Dit zijn, beknopt weergegeven, drie meningen uit fractie en achterban. Herkent u zich hierin of vindt u dat het heel anders moet? Laat het ons weten.
Afscheid van Frans
"Per 1 januari 2001 ben ik gestopt als raadslid. Dat is geen gemakkelijke beslissing geweest. Toen ik me kandidaat stelde voor de raad wilde ik een bijdrage leveren aan het dichterbij brengen van de politieke beslissingen bij de burgers van Doetinchem. Een opvatting die gelukkig bleek te worden gedeeld met meer leden van de raad. Tegelijkertijd moest ik constateren dat daartegen ook weerstand is. Het zogenaamde politieke primaat moet blijven, de politiek dient de beslissingen te nemen. Volgens mij is het hoognodig om na te gaan voor welke zaken dat nu echt geldt. Het openplan-proces Wijnbergen, de ontwikkeling van het Wijkontwikkelingsplan Oosseld en het Doetinchems MilieubeleidsPlan zijn voor het grootste deel ontstaan vanuit betrokkenheid van de bevolking. En in mijn ogen zijn die plannen er niet slechter van geworden.

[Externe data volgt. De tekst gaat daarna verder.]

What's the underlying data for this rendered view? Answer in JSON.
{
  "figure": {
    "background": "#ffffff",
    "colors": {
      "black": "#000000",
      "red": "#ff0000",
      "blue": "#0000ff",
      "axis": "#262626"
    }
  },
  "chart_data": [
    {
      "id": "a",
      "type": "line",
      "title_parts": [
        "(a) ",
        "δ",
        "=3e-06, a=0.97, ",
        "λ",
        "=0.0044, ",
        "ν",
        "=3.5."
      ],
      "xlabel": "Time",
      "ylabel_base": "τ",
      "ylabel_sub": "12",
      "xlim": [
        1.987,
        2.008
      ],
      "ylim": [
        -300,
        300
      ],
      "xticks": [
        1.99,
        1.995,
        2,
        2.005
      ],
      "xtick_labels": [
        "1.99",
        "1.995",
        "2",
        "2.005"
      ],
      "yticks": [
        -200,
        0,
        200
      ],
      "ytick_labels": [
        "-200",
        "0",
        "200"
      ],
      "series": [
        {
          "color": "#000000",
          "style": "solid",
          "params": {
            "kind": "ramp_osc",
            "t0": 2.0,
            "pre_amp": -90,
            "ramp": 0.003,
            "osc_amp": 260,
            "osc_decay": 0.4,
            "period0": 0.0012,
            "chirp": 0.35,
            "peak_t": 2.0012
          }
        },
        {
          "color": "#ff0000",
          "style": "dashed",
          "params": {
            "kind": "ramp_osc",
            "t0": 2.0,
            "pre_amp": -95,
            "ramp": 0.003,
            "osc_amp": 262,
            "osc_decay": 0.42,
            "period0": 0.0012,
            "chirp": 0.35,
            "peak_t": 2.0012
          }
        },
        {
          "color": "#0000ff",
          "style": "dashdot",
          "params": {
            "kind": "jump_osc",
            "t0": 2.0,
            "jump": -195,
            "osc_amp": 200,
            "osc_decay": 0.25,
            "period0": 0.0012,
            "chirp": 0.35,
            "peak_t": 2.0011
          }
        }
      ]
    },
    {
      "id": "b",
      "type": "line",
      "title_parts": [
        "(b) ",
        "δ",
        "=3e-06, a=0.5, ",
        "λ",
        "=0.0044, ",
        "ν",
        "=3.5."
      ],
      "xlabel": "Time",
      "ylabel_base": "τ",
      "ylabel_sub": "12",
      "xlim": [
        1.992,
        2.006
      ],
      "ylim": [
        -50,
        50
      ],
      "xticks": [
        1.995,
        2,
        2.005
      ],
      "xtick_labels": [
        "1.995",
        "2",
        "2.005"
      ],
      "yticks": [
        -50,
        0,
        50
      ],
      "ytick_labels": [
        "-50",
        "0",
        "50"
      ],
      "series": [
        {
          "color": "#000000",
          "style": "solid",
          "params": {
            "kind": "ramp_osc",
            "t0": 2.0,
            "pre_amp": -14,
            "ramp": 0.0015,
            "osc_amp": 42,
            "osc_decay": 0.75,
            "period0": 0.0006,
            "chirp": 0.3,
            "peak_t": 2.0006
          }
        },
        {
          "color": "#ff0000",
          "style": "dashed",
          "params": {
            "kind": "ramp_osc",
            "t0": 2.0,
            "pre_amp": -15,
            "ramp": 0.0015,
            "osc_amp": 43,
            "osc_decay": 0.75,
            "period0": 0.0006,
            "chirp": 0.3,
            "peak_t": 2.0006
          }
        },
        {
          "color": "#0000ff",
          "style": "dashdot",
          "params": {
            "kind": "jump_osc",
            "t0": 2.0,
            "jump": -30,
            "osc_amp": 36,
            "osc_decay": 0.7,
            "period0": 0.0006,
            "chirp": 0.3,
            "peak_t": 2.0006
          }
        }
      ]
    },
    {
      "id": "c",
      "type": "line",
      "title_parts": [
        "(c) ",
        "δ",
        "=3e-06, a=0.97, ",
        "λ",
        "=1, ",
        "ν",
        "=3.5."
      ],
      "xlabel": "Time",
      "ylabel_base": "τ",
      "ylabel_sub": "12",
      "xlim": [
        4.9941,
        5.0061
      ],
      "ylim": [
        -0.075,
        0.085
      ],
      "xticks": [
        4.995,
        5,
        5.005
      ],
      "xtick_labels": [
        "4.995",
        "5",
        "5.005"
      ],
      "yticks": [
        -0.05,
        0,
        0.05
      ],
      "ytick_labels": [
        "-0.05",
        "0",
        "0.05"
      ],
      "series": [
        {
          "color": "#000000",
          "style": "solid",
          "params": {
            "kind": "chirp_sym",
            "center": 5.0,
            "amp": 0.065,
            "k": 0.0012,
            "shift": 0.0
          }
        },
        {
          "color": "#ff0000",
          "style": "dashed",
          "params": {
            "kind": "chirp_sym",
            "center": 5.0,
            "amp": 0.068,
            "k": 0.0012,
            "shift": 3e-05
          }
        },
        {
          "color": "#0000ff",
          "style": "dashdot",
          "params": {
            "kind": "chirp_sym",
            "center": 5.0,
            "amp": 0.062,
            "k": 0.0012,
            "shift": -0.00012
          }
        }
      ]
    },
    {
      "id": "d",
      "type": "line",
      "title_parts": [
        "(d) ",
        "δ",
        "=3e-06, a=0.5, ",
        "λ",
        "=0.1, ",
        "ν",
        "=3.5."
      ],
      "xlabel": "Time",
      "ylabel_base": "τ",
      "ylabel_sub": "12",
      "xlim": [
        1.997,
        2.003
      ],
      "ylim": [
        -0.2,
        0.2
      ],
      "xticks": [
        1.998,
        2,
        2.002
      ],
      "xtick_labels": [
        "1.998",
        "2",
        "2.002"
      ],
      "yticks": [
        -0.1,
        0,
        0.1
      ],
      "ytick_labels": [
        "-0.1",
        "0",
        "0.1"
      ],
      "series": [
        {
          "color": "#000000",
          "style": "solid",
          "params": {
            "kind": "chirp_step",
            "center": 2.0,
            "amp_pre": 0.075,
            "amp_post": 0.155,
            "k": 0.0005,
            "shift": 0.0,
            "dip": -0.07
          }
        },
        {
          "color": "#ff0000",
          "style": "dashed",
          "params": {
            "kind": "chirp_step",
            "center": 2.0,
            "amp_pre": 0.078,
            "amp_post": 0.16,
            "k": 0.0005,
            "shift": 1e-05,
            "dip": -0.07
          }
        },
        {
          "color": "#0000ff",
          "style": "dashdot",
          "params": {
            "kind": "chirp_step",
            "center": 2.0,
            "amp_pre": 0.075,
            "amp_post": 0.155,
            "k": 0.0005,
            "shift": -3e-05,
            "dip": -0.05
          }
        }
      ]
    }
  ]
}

Drie maanden geleden veranderde ik van werkkring, waardoor het helaas onmogelijk werd de vergaderingen van de commissie Welzijn te volgen. Het tijdstip van vergaderen, 16.00 uur, bleek niet te combineren met mijn werk. In het verleden hebben we vaak tegen die vergadertijd geprotesteerd. Als belangstellenden vrij moeten nemen om een vergadering bij te wonen komen ze minder snel terwijl we juist de openbaarheid zo belangrijk vinden. Het lijkt er nu op dat deze situatie gaat veranderen. Dat maak ik niet meer mee. Ik vind het erg jammer te moeten stoppen, maar voor de kwaliteit van het raadswerk is het beter dat een ander het overneemt. Ik wens Monika veel succes en heb er alle vertrouwen in. Ik blijf, weliswaar van grotere afstand, betrokken bij GroenLinks en zeg dan ook tot ziens!"